Longtemps inconnue des historiens, mentionnée
pour la première fois par Ubaldini en 1640, publiée seulement
en 1726 par Muratori, dans le t. IX des Rerum
italicarum
Scriptores, la Cronica delle
cose occorrerati nei tempi suoi de Compagni a fait, depuis qu'elle
a vu le jour, un grand bruit dans le monde. On a mis Compagni au même
rang comme prosateur que Dante comme poète;
on l'a comparé à Salluste, à
Thucydide;
puis peu à peu des doutes sont nés sur la valeur historique
et même sur l'authenticité de la chronique publiée
sous son nom. En 1818, Pietro Fanfani qualifia hardiment de document apocryphe
la chronique de Dino Compagni, chaudement défendue par Karl Hillebrand
dans un important ouvrage, en 1862. Depuis lors, le nombre des articles,
des brochures ou même des livres suscités parla «question
de Dino Compagni » en Italie, en Allemagne, voire en France, est
considérable. L'authenticité a été attaquée
par Scheffer-Boichorst, Grion, Boehmer, Hartwig, défendue par Gino
Capponi, Roberti, Del Lungo, tandis que Hegel et Wüstenfeld prenaient
une position intermédiaire et pensaient que le récit original
de Dino Compagni avait du subir, avant de nous parvenir, beaucoup d'interpolations
et de falsifications.
Le meilleur résultat de ces polémiques,
où les injures personnelles n'ont pas manqué, c'est l'édition
monumentale entreprise et menée à bien par Del Lungo : Dino
Compagni e la sua Cronica (Florence, 1879-1880, 2 vol. en trois tomes),
édition qui a fait tomber bien des préventions contre l'authenticité.

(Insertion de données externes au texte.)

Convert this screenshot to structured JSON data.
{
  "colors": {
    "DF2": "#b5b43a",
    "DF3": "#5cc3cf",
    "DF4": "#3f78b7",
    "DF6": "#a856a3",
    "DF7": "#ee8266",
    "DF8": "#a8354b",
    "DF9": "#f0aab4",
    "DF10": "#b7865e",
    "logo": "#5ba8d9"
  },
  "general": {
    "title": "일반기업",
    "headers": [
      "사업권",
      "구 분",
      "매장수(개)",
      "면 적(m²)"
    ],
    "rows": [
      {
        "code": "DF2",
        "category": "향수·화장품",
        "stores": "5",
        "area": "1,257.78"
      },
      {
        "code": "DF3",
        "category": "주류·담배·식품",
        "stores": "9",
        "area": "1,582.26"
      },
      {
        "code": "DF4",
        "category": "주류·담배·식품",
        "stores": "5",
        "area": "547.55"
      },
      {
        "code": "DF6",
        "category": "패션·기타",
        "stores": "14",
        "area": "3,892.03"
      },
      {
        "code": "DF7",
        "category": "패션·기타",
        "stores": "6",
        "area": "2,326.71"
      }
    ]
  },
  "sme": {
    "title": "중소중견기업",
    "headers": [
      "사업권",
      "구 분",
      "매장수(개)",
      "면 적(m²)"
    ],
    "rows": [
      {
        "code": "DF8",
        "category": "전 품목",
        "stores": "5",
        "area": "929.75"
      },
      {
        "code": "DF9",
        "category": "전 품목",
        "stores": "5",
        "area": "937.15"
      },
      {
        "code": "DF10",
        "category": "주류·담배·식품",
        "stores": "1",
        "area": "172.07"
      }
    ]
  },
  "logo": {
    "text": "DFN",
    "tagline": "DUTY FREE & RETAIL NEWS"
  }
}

La chronique raconte l'histoire de Florence depuis 1280 jusqu'à
1312, mais le nœud du récit, c'est la lutte des factions des Noirs
et des Blancs en 1300 et 1301, luttes où, comme on sait, se trouve
mêlé le nom de Dante et qui empruntent
à cela même un intérêt extraordinaire. Compagni
appartient comme Dante à la faction des Blancs, mais il est moins
ardent à la lutte, plus souple, et il réussit à rester
à Florence, en vivant dans la retraite, tandis que l'immortel poète
meurt dans l'exil. On peut expliquer par la prudence inquiète de
Compagni et des siens le fait, surprenant au premier abord, que sa chronique
soit restée si longtemps inconnue. Non seulement l'auteur, qui parle
presque toujours à la première personne et se met constamment
en scène, a exagéré la part prise par lui à
des événements mémorables, à propos desquels
les autres historiens ne prononcent même pas son nom, mais son récit
fourmille d'erreurs de détail : il n'y a pas de quoi, assurément,
nous faire admettre le caractère apocryphe de la chronique en présence
des raisons entassées par Del Lungo en faveur de l'authenticité,
et l'on songe, pour se rassurer, aux nombreuses inexactitudes de Froissart.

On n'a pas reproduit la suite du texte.